Configuring regional networking
After organization networking is enabled, the next logical step is to connect the organization to regional networking.
In VCF Automation 9.1, the UI model is based on external connections. I did not find a first-class Terraform resource for creating external connections in the current VCFA provider. Instead, the provider still exposes the regional networking relationship through provider_gateway_id, which appears to map to the underlying centralized connectivity object rather than the 9.1 UI terminology.
That makes this part slightly awkward.

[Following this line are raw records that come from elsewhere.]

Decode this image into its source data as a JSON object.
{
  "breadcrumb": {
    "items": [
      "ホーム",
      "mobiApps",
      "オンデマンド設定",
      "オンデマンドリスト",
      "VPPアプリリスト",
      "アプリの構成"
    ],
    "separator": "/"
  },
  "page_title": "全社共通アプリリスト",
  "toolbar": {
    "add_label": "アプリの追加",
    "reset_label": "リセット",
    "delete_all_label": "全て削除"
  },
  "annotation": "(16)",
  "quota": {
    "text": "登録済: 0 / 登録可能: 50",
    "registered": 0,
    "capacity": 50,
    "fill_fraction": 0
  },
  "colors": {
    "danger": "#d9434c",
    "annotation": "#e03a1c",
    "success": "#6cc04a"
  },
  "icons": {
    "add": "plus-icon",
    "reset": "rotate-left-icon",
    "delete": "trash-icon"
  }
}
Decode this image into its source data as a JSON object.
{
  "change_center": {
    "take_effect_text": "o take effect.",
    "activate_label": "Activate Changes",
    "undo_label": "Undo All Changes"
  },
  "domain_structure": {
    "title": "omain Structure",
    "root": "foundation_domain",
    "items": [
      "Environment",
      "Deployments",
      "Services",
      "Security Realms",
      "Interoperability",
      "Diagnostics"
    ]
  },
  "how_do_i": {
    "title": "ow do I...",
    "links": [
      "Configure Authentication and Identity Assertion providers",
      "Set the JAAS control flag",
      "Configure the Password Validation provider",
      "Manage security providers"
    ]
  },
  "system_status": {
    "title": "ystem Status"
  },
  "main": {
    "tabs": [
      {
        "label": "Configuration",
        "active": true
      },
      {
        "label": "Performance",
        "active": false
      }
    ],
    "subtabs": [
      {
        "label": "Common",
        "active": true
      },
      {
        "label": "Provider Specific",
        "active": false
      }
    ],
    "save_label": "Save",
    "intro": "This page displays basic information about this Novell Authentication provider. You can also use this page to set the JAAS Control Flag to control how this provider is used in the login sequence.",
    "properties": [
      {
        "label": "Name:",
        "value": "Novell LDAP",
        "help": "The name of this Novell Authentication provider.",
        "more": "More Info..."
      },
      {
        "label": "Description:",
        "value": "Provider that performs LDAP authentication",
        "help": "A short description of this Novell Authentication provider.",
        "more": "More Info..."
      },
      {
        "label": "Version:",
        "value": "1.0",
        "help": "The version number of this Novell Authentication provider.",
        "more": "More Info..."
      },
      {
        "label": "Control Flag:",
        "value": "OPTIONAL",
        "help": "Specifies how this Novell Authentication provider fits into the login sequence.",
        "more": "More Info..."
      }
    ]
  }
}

The VCF Automation UI talks in terms of external connections, while the Terraform provider still wants a provider gateway reference.
For this example, I assume that the external connection already exists in VCF Automation. In other words, I am not creating the provider network foundation itself here. I am only showing how the organization is connected to an existing provider-side network construct through the current Terraform provider model.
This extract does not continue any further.